Schools are currently a hot topic of conversation in Dulwich after the recent arrival of the Judith Kerr Free School in Half Moon Lane and a contentious proposal by the Southwark Community Sports Trust (SCST) to incorporate a nursery in a new building on its site in Turney Road.

We already have a good number of high quality state and private schools in the Dulwich area but a brief on line check shows that there are also well over 40 nursery schools, nurseries, play groups and pre-school facilities.

The main foundation schools all have nursery schools, as do the private prep schools like Dulwich Prep London, Herne Hill School, Oakfield, and Rosemead on Thurlow Park Road. In the state sector, the C of E School in the Village offers one, as does Langbourne School on the Kingswood Estate – and there are others at Kingswood, the Dog Kennel Hill Estate and the Peabody Estate in Herne Hill.

Nurseries appear to be mainly commercial operations including Nelly’s, which has three sites, and is looking for a fourth, and a brand new one, ‘Under the Willow Nursery’, purpose built on former rail land off Croxted Road. There are also two in Rosendale Road and Norwood Road and one in each of Barry Road, Tell Grove, Greendale, Lancaster Road, Crystal Palace Road, Upland Road, Herne Hill, Chancellor Grove, Chatsworth Way, Lacon Road, Colby Road and Gipsy Road.

Churches like St Stephens and All Saints have nurseries in their halls, St Faiths has a German Kindergarten and the Mustard Seed Christian pre-school is in the Baptist Church in Half Moon Lane. There are also three Montessori Schools in other halls. At least two sports clubs have them, the Dulwich Village pre-school in the Edward Alleyn Sports Ground off Dulwich Common and the Little Fingers Montessori Nursery in the Edward Alleyn Club behind Burbage Road.

What does this all prove? It confirms the area’s pre-eminence as a centre of educational excellence (in 2013 speak of course) – in the old days it just had good schools. It also shows that all parts of Dulwich have become a magnet for young families and that we will soon need more primary and secondary school places – which, in fairness Southwark is trying to provide - but it now has to rely on privately promoted ‘free’ schools or ‘academies’ as current government policy precludes any more local authority run primaries.
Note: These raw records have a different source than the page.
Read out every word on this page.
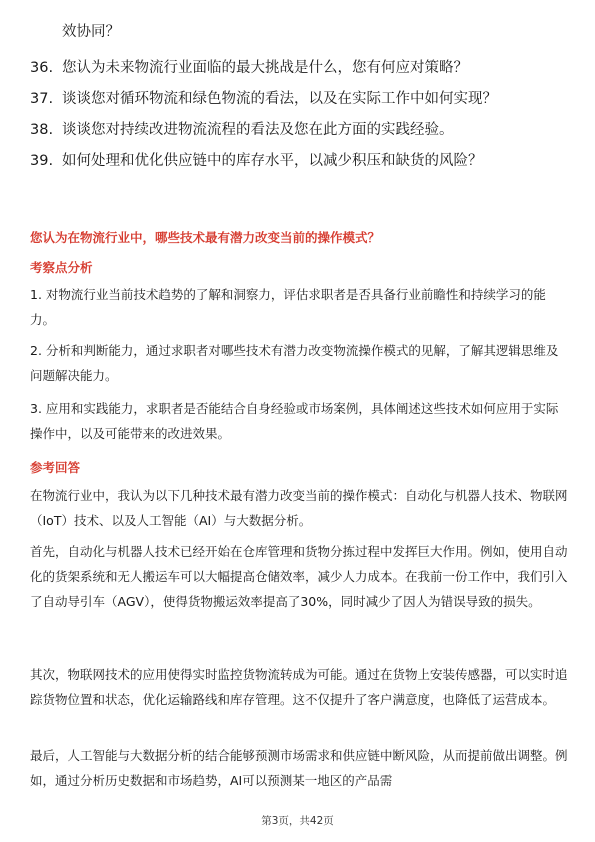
效协同？
36. 您认为未来物流行业面临的最大挑战是什么，您有何应对策略？
37. 谈谈您对循环物流和绿色物流的看法，以及在实际工作中如何实现？
38. 谈谈您对持续改进物流流程的看法及您在此方面的实践经验。
39. 如何处理和优化供应链中的库存水平，以减少积压和缺货的风险？
您认为在物流行业中，哪些技术最有潜力改变当前的操作模式？
考察点分析
1. 对物流行业当前技术趋势的了解和洞察力，评估求职者是否具备行业前瞻性和持续学习的能力。
2. 分析和判断能力，通过求职者对哪些技术有潜力改变物流操作模式的见解，了解其逻辑思维及问题解决能力。
3. 应用和实践能力，求职者是否能结合自身经验或市场案例，具体阐述这些技术如何应用于实际操作中，以及可能带来的改进效果。
参考回答
在物流行业中，我认为以下几种技术最有潜力改变当前的操作模式：自动化与机器人技术、物联网（IoT）技术、以及人工智能（AI）与大数据分析。
首先，自动化与机器人技术已经开始在仓库管理和货物分拣过程中发挥巨大作用。例如，使用自动化的货架系统和无人搬运车可以大幅提高仓储效率，减少人力成本。在我前一份工作中，我们引入了自动导引车（AGV），使得货物搬运效率提高了30%，同时减少了因人为错误导致的损失。
其次，物联网技术的应用使得实时监控货物流转成为可能。通过在货物上安装传感器，可以实时追踪货物位置和状态，优化运输路线和库存管理。这不仅提升了客户满意度，也降低了运营成本。
最后，人工智能与大数据分析的结合能够预测市场需求和供应链中断风险，从而提前做出调整。例如，通过分析历史数据和市场趋势，AI可以预测某一地区的产品需
第3页，共42页
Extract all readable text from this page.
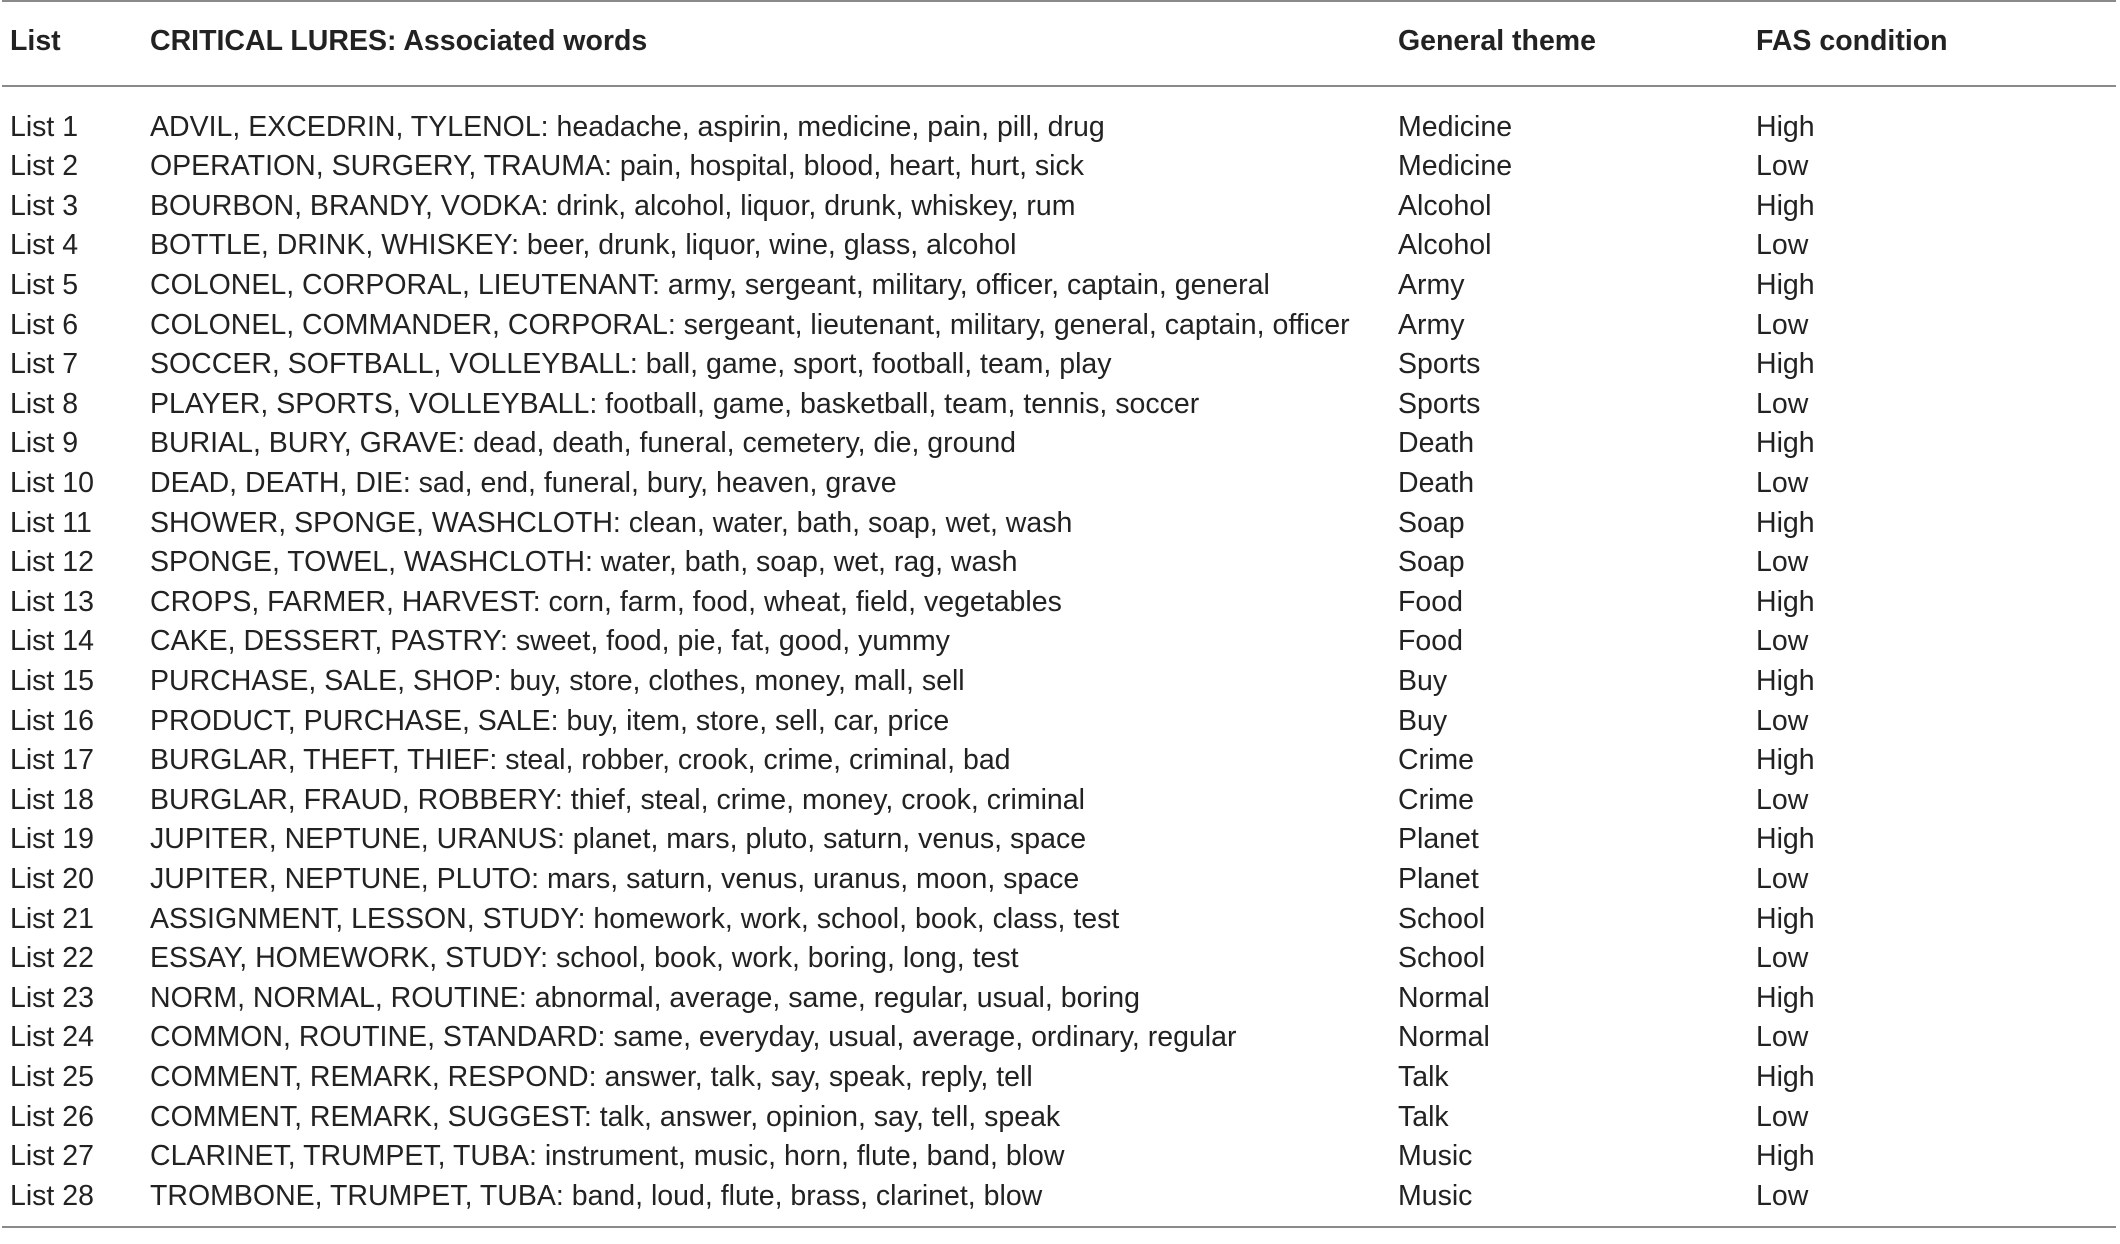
List	CRITICAL LURES: Associated words	General theme	FAS condition
List 1	ADVIL, EXCEDRIN, TYLENOL: headache, aspirin, medicine, pain, pill, drug	Medicine	High
List 2	OPERATION, SURGERY, TRAUMA: pain, hospital, blood, heart, hurt, sick	Medicine	Low
List 3	BOURBON, BRANDY, VODKA: drink, alcohol, liquor, drunk, whiskey, rum	Alcohol	High
List 4	BOTTLE, DRINK, WHISKEY: beer, drunk, liquor, wine, glass, alcohol	Alcohol	Low
List 5	COLONEL, CORPORAL, LIEUTENANT: army, sergeant, military, officer, captain, general	Army	High
List 6	COLONEL, COMMANDER, CORPORAL: sergeant, lieutenant, military, general, captain, officer	Army	Low
List 7	SOCCER, SOFTBALL, VOLLEYBALL: ball, game, sport, football, team, play	Sports	High
List 8	PLAYER, SPORTS, VOLLEYBALL: football, game, basketball, team, tennis, soccer	Sports	Low
List 9	BURIAL, BURY, GRAVE: dead, death, funeral, cemetery, die, ground	Death	High
List 10	DEAD, DEATH, DIE: sad, end, funeral, bury, heaven, grave	Death	Low
List 11	SHOWER, SPONGE, WASHCLOTH: clean, water, bath, soap, wet, wash	Soap	High
List 12	SPONGE, TOWEL, WASHCLOTH: water, bath, soap, wet, rag, wash	Soap	Low
List 13	CROPS, FARMER, HARVEST: corn, farm, food, wheat, field, vegetables	Food	High
List 14	CAKE, DESSERT, PASTRY: sweet, food, pie, fat, good, yummy	Food	Low
List 15	PURCHASE, SALE, SHOP: buy, store, clothes, money, mall, sell	Buy	High
List 16	PRODUCT, PURCHASE, SALE: buy, item, store, sell, car, price	Buy	Low
List 17	BURGLAR, THEFT, THIEF: steal, robber, crook, crime, criminal, bad	Crime	High
List 18	BURGLAR, FRAUD, ROBBERY: thief, steal, crime, money, crook, criminal	Crime	Low
List 19	JUPITER, NEPTUNE, URANUS: planet, mars, pluto, saturn, venus, space	Planet	High
List 20	JUPITER, NEPTUNE, PLUTO: mars, saturn, venus, uranus, moon, space	Planet	Low
List 21	ASSIGNMENT, LESSON, STUDY: homework, work, school, book, class, test	School	High
List 22	ESSAY, HOMEWORK, STUDY: school, book, work, boring, long, test	School	Low
List 23	NORM, NORMAL, ROUTINE: abnormal, average, same, regular, usual, boring	Normal	High
List 24	COMMON, ROUTINE, STANDARD: same, everyday, usual, average, ordinary, regular	Normal	Low
List 25	COMMENT, REMARK, RESPOND: answer, talk, say, speak, reply, tell	Talk	High
List 26	COMMENT, REMARK, SUGGEST: talk, answer, opinion, say, tell, speak	Talk	Low
List 27	CLARINET, TRUMPET, TUBA: instrument, music, horn, flute, band, blow	Music	High
List 28	TROMBONE, TRUMPET, TUBA: band, loud, flute, brass, clarinet, blow	Music	Low
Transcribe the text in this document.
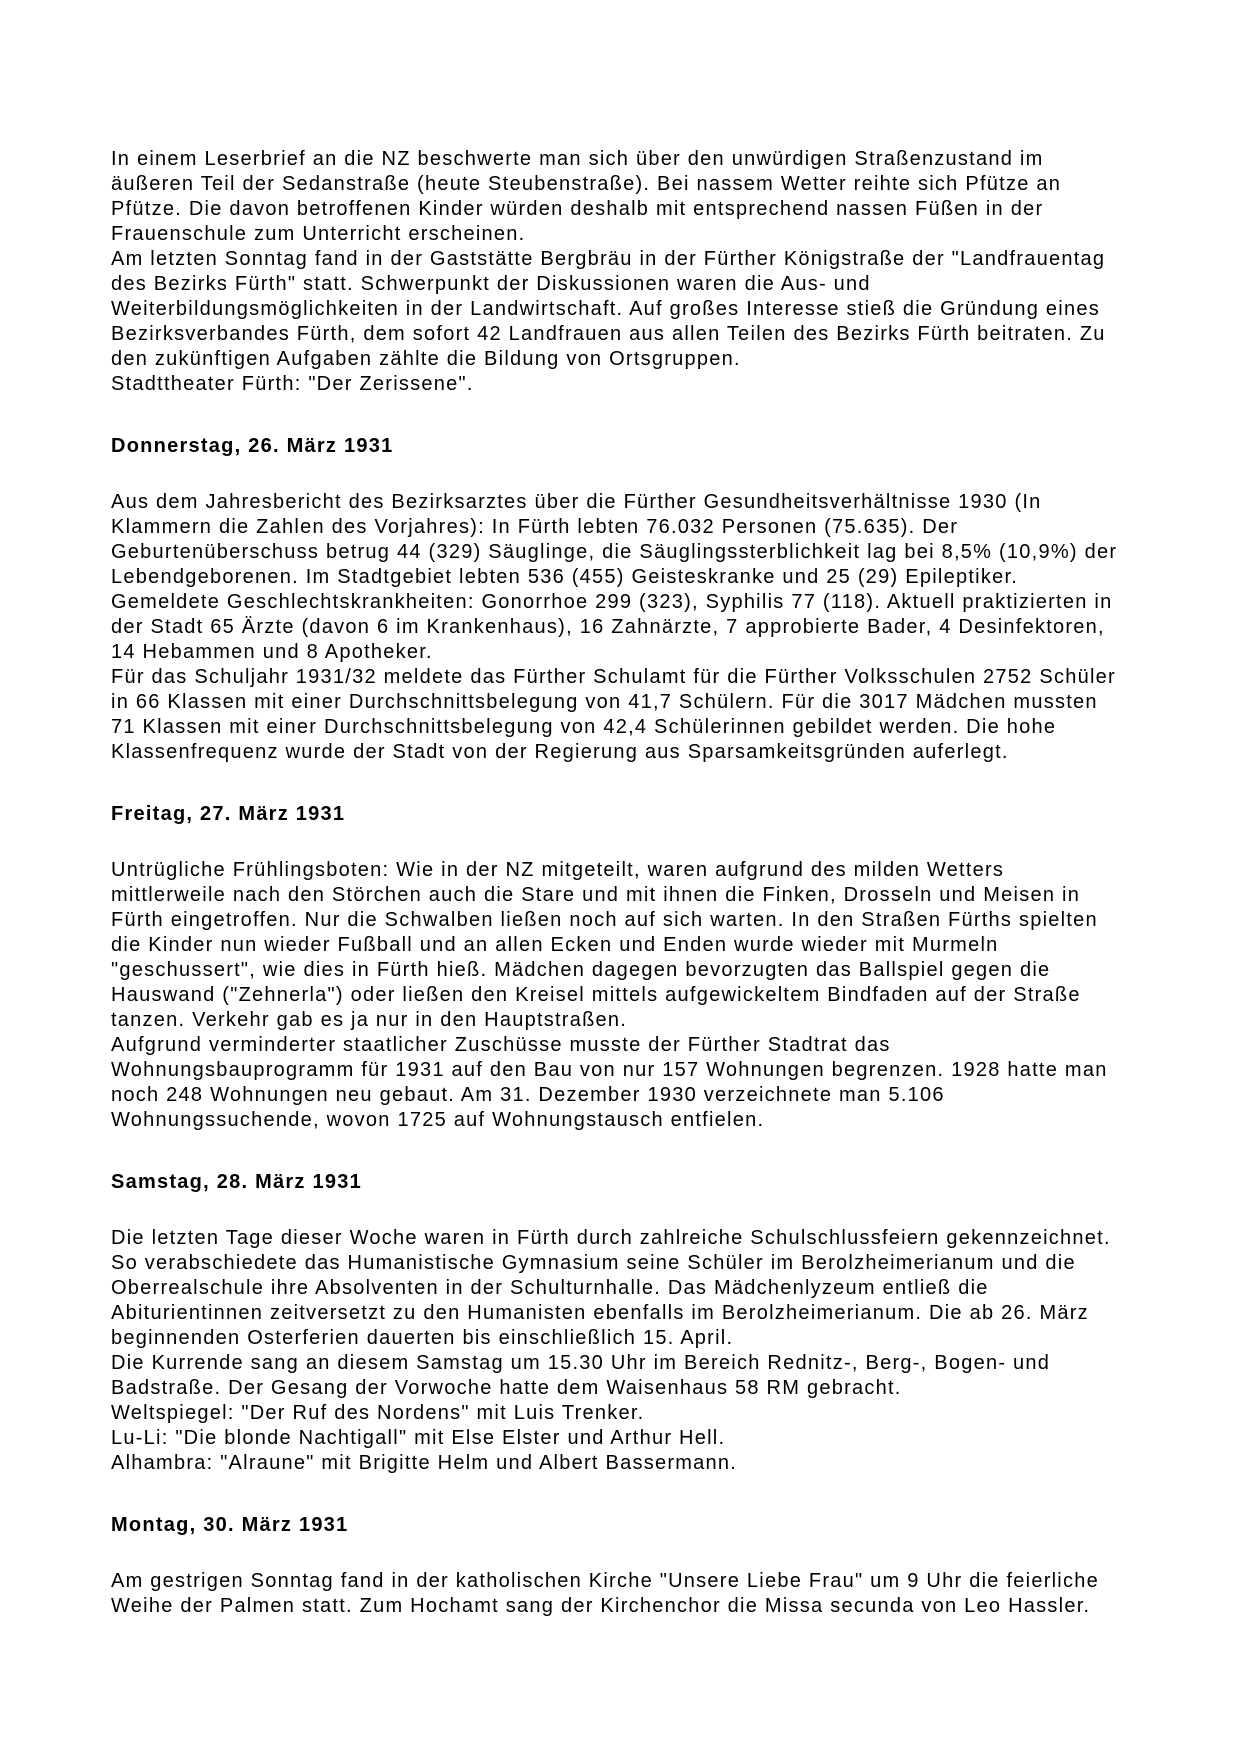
In einem Leserbrief an die NZ beschwerte man sich über den unwürdigen Straßenzustand im äußeren Teil der Sedanstraße (heute Steubenstraße). Bei nassem Wetter reihte sich Pfütze an Pfütze. Die davon betroffenen Kinder würden deshalb mit entsprechend nassen Füßen in der Frauenschule zum Unterricht erscheinen.

Am letzten Sonntag fand in der Gaststätte Bergbräu in der Fürther Königstraße der "Landfrauentag des Bezirks Fürth" statt. Schwerpunkt der Diskussionen waren die Aus- und Weiterbildungsmöglichkeiten in der Landwirtschaft. Auf großes Interesse stieß die Gründung eines Bezirksverbandes Fürth, dem sofort 42 Landfrauen aus allen Teilen des Bezirks Fürth beitraten. Zu den zukünftigen Aufgaben zählte die Bildung von Ortsgruppen.

Stadttheater Fürth: "Der Zerissene".

Donnerstag, 26. März 1931

Aus dem Jahresbericht des Bezirksarztes über die Fürther Gesundheitsverhältnisse 1930 (In Klammern die Zahlen des Vorjahres): In Fürth lebten 76.032 Personen (75.635). Der Geburtenüberschuss betrug 44 (329) Säuglinge, die Säuglingssterblichkeit lag bei 8,5% (10,9%) der Lebendgeborenen. Im Stadtgebiet lebten 536 (455) Geisteskranke und 25 (29) Epileptiker. Gemeldete Geschlechtskrankheiten: Gonorrhoe 299 (323), Syphilis 77 (118). Aktuell praktizierten in der Stadt 65 Ärzte (davon 6 im Krankenhaus), 16 Zahnärzte, 7 approbierte Bader, 4 Desinfektoren, 14 Hebammen und 8 Apotheker.

Für das Schuljahr 1931/32 meldete das Fürther Schulamt für die Fürther Volksschulen 2752 Schüler in 66 Klassen mit einer Durchschnittsbelegung von 41,7 Schülern. Für die 3017 Mädchen mussten 71 Klassen mit einer Durchschnittsbelegung von 42,4 Schülerinnen gebildet werden. Die hohe Klassenfrequenz wurde der Stadt von der Regierung aus Sparsamkeitsgründen auferlegt.

Freitag, 27. März 1931

Untrügliche Frühlingsboten: Wie in der NZ mitgeteilt, waren aufgrund des milden Wetters mittlerweile nach den Störchen auch die Stare und mit ihnen die Finken, Drosseln und Meisen in Fürth eingetroffen. Nur die Schwalben ließen noch auf sich warten. In den Straßen Fürths spielten die Kinder nun wieder Fußball und an allen Ecken und Enden wurde wieder mit Murmeln "geschussert", wie dies in Fürth hieß. Mädchen dagegen bevorzugten das Ballspiel gegen die Hauswand ("Zehnerla") oder ließen den Kreisel mittels aufgewickeltem Bindfaden auf der Straße tanzen. Verkehr gab es ja nur in den Hauptstraßen.

Aufgrund verminderter staatlicher Zuschüsse musste der Fürther Stadtrat das Wohnungsbauprogramm für 1931 auf den Bau von nur 157 Wohnungen begrenzen. 1928 hatte man noch 248 Wohnungen neu gebaut. Am 31. Dezember 1930 verzeichnete man 5.106 Wohnungssuchende, wovon 1725 auf Wohnungstausch entfielen.

Samstag, 28. März 1931

Die letzten Tage dieser Woche waren in Fürth durch zahlreiche Schulschlussfeiern gekennzeichnet. So verabschiedete das Humanistische Gymnasium seine Schüler im Berolzheimerianum und die Oberrealschule ihre Absolventen in der Schulturnhalle. Das Mädchenlyzeum entließ die Abiturientinnen zeitversetzt zu den Humanisten ebenfalls im Berolzheimerianum. Die ab 26. März beginnenden Osterferien dauerten bis einschließlich 15. April.

Die Kurrende sang an diesem Samstag um 15.30 Uhr im Bereich Rednitz-, Berg-, Bogen- und Badstraße. Der Gesang der Vorwoche hatte dem Waisenhaus 58 RM gebracht.

Weltspiegel: "Der Ruf des Nordens" mit Luis Trenker.

Lu-Li: "Die blonde Nachtigall" mit Else Elster und Arthur Hell.

Alhambra: "Alraune" mit Brigitte Helm und Albert Bassermann.

Montag, 30. März 1931

Am gestrigen Sonntag fand in der katholischen Kirche "Unsere Liebe Frau" um 9 Uhr die feierliche Weihe der Palmen statt. Zum Hochamt sang der Kirchenchor die Missa secunda von Leo Hassler.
The long term impact of school growth is of course on traffic, the numbers of cars and coaches in the mornings and afternoons in the area are already too much - and the arrival of the Judith Kerr Free School in Half Moon Lane, with its additional 350 pupils, many drawn from outside our area, will not help

We need to look urgently at alternative ways of bringing children to school. The Society supports the ‘safer routes to school’ group but it will need a real change in the parental mind set to solve this problem – perhaps the solution for older children is the suggestion from Professor John Ashton, president of the Faculty of Public Health, that all children should be dropped off some way from the school gate, with the additional benefit that they will all get a little exercise walking to it.